ElGato Ransomware Claws At Android Devices, Steals SMS Messages

Go ahead and cue up Cartman's "No kitty, that's a bad kitty!" soundbite, only this time it's not in reference to stealing those delicious Cheesy Poofs. McAfee's mobile malware research division found a sample of ransomware for Android that it's calling "ElGato," and once infected, it can steal a user's SMS messages, among wreaking other kinds of havoc.

ElGato has botnet capabilities and a web-based control panel service, McAfee says. It's an ornery piece of software that reveals itself as a humorous image of a cat on infected devices. In addition to silently swiping potentially sensitive SMS messages, once infected a remote hacker can encrypt the target's files and lock out the rightful owner of the device using an AES algorithm with a hard-coded password.

Smiling Cat

Whatever mischief the perpetrators are up to gets transmitted in plain sight. McAfee says the ransomware constantly requests commands from the control server through HTTP, with the malicious server responding with instructions from the attack as outlined in the control panel. All of that back and forth is transmitted without any encryption.

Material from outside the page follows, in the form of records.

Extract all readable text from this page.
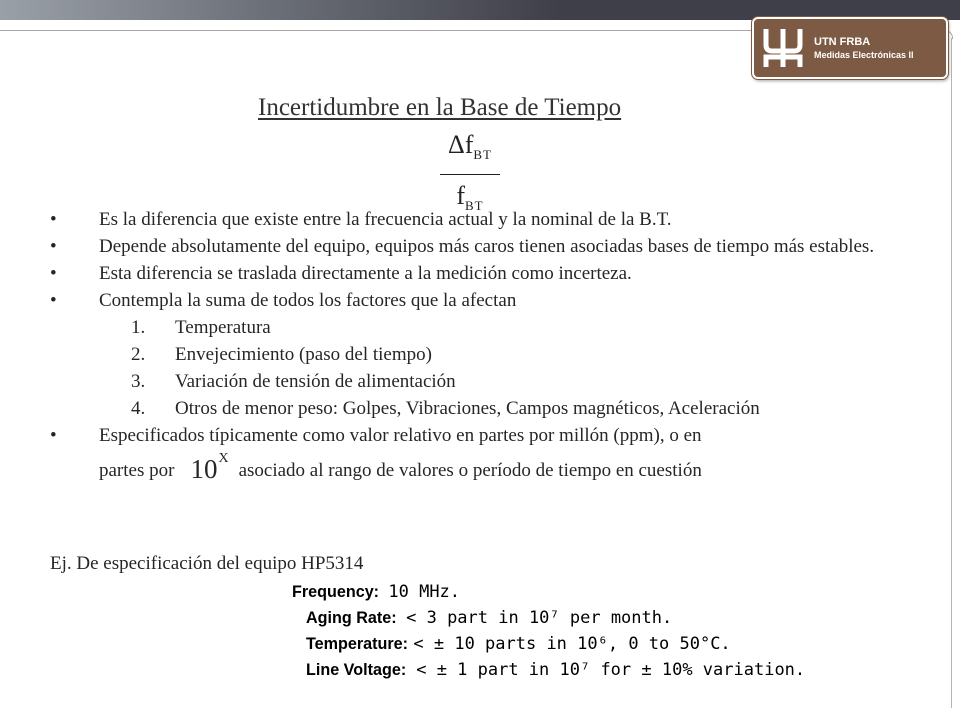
UTN FRBA
Medidas Electrónicas II
Incertidumbre en la Base de Tiempo
$\Delta f_{BT}$
$f_{BT}$
• Es la diferencia que existe entre la frecuencia actual y la nominal de la B.T.
• Depende absolutamente del equipo, equipos más caros tienen asociadas bases de tiempo más estables.
• Esta diferencia se traslada directamente a la medición como incerteza.
• Contempla la suma de todos los factores que la afectan
1. Temperatura
2. Envejecimiento (paso del tiempo)
3. Variación de tensión de alimentación
4. Otros de menor peso: Golpes, Vibraciones, Campos magnéticos, Aceleración
• Especificados típicamente como valor relativo en partes por millón (ppm), o en
partes por $10^Xasociado$ al rango de valores o período de tiempo en cuestión
Ej. De especificación del equipo HP5314
Frequency: 10 MHz.
Aging Rate: < 3 part in 10⁷ per month.
Temperature: < ± 10 parts in 10⁶, 0 to 50°C.
Line Voltage: < ± 1 part in 10⁷ for ± 10% variation.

There's no ransom note included with the malware and it doesn't make any demands for money. Instead, attackers simply annoy users who've been locked out of their handset with a picture of a cat. That could change at some point, however, as the application code does contain a method to decrypt affected files.

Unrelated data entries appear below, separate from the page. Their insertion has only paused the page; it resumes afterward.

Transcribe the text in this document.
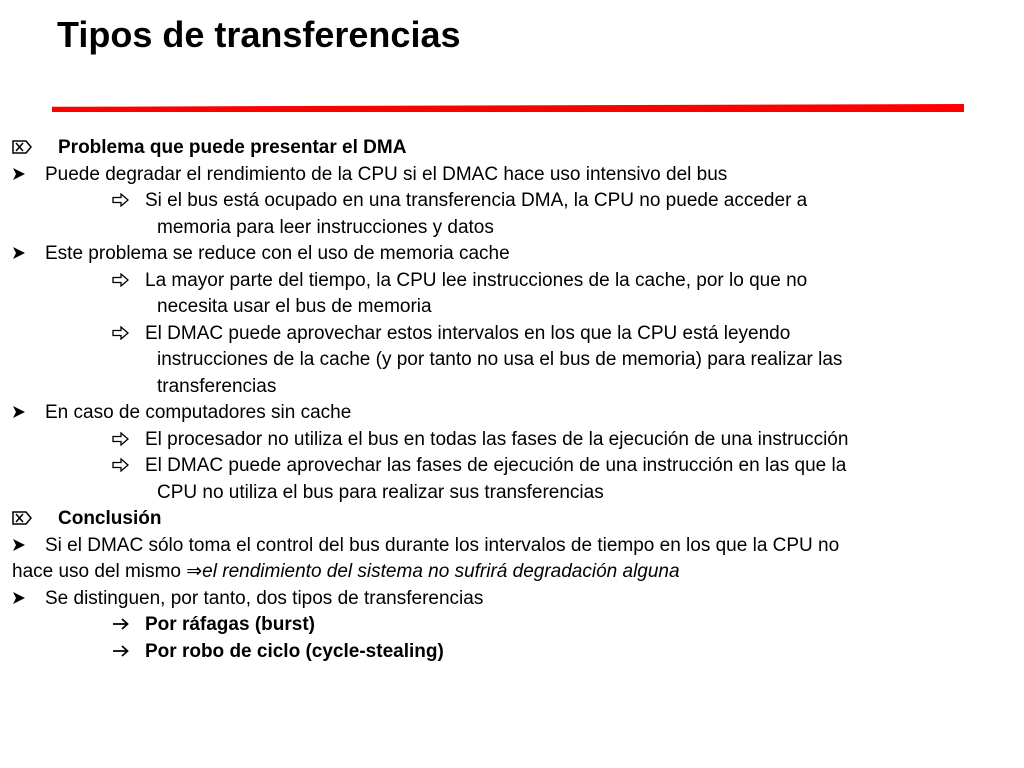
Tipos de transferencias
Problema que puede presentar el DMA
Puede degradar el rendimiento de la CPU si el DMAC hace uso intensivo del bus
Si el bus está ocupado en una transferencia DMA, la CPU no puede acceder a
memoria para leer instrucciones y datos
Este problema se reduce con el uso de memoria cache
La mayor parte del tiempo, la CPU lee instrucciones de la cache, por lo que no
necesita usar el bus de memoria
El DMAC puede aprovechar estos intervalos en los que la CPU está leyendo
instrucciones de la cache (y por tanto no usa el bus de memoria) para realizar las
transferencias
En caso de computadores sin cache
El procesador no utiliza el bus en todas las fases de la ejecución de una instrucción
El DMAC puede aprovechar las fases de ejecución de una instrucción en las que la
CPU no utiliza el bus para realizar sus transferencias
Conclusión
Si el DMAC sólo toma el control del bus durante los intervalos de tiempo en los que la CPU no
hace uso del mismo ⇒el rendimiento del sistema no sufrirá degradación alguna
Se distinguen, por tanto, dos tipos de transferencias
Por ráfagas (burst)
Por robo de ciclo (cycle-stealing)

"These kinds of threats are usually distributed by attackers who buy exploit kits on black markets and who want to attack a specific company or group of people. The attackers often use phishing campaigns, Trojanized apps, social media networks, or other social engineering techniques," McAfee says.

McAfee has been informing owners of abused servers of the ransomware and requesting that they take down the service.